Code Generation Example

Mixtral also excels in generating code. Here’s a simple prompt to create a Python function:

```python
messages = [
    ChatMessage(role="system", content="You are a code assistant for writing Python code. Only produce the function."),
    ChatMessage(role="user", content="Create a function to convert Celsius to Fahrenheit.")
]

chat_response = get_completion(messages)
print(chat_response.choices[0].message.content)
```

Output:
```python
def celsius_to_fahrenheit(celsius):
    return (celsius * 9/5) + 32
```

Safety Features

Similar to the Mistral 7B model, Mixtral allows for safety features to ensure respectful interactions.
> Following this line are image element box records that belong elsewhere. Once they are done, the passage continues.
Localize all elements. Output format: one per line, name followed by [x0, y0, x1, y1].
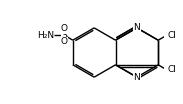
Text: Cl: Cl	[167, 65, 176, 74]
Text: S: S	[61, 31, 67, 40]
Text: O: O	[61, 24, 68, 33]
Text: Cl: Cl	[167, 31, 176, 40]
Text: O: O	[61, 37, 68, 46]
Text: H₂N: H₂N	[37, 31, 54, 40]
Text: N: N	[133, 73, 140, 82]
Text: N: N	[133, 23, 140, 32]
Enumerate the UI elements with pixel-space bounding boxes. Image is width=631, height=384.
By setting `safe_mode=True`, you can prevent harmful or negative responses:

```python
def get_completion_safe(messages, model="mistral-small"):
    chat_response = client.chat(
        model=model,
        messages=messages,
        safe_mode=True
    )
    return chat_response

messages = [
    ChatMessage(role="user", content="Say something mean.")
]

chat_response = get_completion_safe(messages)
print(chat_response.choices[0].message.content)
```

Output:
"I'm sorry, but I cannot say something mean. My goal is to provide positive and respectful interactions."

When `safe_mode=True`, the model responds with a commitment to positive and respectful communication.